When contacted by RFA on Friday, Prison Department spokesperson Khin Shwe denied that there are any strikes taking place in the prison.

In an emailed response to questions by RFA, the International Committee of the Red Cross in Yangon said that it was monitoring the situation and would need to gather more information before it could issue a statement.

A former political prisoner who was sentenced to seven months in Insein Prison for incitement after the military coup said inmates put their lives on the line to stage prison strikes.

“We can’t just end a strike once the authorities crack down on us without getting any concessions,” said the former prisoner, who also declined to be named. “Prisoners need to be determined to succeed.”

Risking their lives

Tun Kyi, a member of a former political prisoners’ group, said the inmates in Insein are willing to take risks to their own safety because they are so strongly opposed to military rule.

“They always say, ‘We are like chickens in a basket, and they can pull out and kill us anytime they like,’” he said.

“That’s why the prisoners are determined to resist their rule. I think they want to make sure the military cannot control them, whether it is in the prison or outside it, no matter how brutally they treat us [as a nation].”

Tun Kyi said that while he admires the political prisoners for their protest, he is worried for their safety. He noted that the junta had recently reopened an interrogation center inside the prison that was closed in 2004.

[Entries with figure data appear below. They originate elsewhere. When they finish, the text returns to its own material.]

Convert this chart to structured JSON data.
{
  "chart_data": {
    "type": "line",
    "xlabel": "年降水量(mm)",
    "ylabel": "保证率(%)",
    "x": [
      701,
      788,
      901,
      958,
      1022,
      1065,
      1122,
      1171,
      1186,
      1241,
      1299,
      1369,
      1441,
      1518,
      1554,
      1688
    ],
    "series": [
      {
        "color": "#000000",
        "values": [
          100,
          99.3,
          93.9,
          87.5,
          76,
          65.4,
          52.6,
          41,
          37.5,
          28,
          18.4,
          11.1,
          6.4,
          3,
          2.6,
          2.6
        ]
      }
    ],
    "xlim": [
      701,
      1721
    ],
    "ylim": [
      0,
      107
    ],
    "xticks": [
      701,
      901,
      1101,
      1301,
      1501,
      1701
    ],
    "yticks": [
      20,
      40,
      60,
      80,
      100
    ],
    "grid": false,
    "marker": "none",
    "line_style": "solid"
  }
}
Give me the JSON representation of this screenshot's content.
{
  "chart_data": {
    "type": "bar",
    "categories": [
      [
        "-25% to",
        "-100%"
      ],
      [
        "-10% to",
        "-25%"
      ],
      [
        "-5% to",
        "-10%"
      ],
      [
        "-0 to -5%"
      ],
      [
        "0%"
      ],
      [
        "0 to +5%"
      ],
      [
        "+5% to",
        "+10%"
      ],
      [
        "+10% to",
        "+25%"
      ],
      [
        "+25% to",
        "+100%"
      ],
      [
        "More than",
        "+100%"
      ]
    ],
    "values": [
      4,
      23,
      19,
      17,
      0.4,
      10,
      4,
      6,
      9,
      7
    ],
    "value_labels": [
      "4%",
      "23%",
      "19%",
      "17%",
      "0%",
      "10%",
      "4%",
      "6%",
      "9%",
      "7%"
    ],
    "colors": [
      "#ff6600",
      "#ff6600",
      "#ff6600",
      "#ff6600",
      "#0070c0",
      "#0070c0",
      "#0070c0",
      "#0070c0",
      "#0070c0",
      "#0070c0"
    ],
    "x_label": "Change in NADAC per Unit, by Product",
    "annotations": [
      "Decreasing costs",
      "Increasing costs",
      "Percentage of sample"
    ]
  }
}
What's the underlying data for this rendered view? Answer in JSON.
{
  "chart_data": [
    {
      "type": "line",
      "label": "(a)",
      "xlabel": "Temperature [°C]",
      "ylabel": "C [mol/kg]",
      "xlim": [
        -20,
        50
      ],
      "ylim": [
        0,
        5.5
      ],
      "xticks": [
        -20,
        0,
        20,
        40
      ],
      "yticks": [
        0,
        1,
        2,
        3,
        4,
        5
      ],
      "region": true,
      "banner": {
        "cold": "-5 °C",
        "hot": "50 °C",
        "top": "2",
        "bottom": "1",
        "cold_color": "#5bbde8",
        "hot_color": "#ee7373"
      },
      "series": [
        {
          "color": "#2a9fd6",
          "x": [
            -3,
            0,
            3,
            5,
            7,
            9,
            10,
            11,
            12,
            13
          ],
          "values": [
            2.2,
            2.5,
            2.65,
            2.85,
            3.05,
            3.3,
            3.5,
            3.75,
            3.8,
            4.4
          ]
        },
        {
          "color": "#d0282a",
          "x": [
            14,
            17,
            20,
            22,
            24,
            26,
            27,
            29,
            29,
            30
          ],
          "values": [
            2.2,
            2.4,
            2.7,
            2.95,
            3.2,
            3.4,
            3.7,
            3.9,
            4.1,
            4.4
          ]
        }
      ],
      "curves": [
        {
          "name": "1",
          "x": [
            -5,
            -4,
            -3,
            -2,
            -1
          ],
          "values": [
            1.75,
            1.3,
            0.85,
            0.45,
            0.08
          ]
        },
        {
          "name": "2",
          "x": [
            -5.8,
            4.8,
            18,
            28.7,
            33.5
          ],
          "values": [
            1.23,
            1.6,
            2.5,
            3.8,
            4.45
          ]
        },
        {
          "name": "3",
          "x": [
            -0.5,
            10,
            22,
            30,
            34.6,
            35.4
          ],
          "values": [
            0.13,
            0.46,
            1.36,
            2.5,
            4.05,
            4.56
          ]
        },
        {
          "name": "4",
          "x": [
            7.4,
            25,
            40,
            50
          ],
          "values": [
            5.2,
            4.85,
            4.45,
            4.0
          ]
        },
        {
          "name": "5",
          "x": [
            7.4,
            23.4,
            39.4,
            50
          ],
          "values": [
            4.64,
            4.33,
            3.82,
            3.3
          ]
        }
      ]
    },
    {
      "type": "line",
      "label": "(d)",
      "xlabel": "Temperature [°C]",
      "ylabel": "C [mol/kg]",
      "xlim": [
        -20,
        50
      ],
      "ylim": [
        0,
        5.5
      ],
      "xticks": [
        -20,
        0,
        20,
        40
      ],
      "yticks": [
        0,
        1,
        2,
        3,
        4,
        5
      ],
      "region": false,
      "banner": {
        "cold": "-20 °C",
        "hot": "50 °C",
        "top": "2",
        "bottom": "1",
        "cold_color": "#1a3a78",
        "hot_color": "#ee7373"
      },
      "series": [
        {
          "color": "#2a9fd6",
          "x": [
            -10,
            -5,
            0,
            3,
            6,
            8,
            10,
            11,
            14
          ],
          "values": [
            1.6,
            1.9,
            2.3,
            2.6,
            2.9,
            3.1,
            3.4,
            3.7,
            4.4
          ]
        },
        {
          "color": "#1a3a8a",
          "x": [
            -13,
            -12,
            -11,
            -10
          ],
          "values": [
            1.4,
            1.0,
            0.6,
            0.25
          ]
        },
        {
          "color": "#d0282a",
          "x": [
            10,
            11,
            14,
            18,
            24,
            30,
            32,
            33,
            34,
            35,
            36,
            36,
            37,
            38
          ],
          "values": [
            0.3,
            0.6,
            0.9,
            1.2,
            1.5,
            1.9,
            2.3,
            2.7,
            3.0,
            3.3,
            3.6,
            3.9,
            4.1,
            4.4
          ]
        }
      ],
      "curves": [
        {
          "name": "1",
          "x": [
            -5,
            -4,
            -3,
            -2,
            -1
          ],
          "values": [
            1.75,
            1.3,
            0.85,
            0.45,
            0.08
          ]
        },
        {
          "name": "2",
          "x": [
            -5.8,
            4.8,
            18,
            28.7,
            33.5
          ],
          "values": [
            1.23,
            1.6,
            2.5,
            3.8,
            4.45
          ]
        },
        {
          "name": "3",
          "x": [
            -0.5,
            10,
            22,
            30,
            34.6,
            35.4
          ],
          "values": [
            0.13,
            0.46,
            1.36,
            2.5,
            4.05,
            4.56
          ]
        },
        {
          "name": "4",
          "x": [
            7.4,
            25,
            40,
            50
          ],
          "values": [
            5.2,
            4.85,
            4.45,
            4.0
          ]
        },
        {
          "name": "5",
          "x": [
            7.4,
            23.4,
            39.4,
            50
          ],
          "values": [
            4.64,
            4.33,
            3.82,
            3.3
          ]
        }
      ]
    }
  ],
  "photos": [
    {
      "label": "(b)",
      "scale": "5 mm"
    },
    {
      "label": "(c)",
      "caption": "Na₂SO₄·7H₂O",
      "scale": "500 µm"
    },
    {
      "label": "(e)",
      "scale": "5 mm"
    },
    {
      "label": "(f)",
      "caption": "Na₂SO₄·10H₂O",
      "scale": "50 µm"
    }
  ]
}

Since the coup, RFA has documented many reports of detainees facing abuse in junta interrogation centers, including torture, sexual violence and even death.

Zeyar Lwin, the leader of a local branch of the anti-junta People’s Defense Force militia, also applauded the political prisoners on their hunger strike.

“These prisoners are resisting the junta by refusing to allow the authorities to rule over them,” he said.

“They are risking their lives to show their resistance. Their strike means challenging the prison authorities and challenging the military regime. They are showing that putting them in the prison will not stop them from opposing the junta.”

Myanmar’s military overthrew the country’s democratically elected government on Feb. 1, 2021, claiming voter fraud had led to a landslide victory for Aung San Suu Kyi’s National League for Democracy party in the country’s November 2020 election.

The junta has yet to provide evidence of its claims and has violently suppressed nationwide protests calling for a return to civilian rule, killing 1,519 people and arresting nearly 9,000 over the last nine months, according to the Thai-based Assistance Association for Political Prisoners.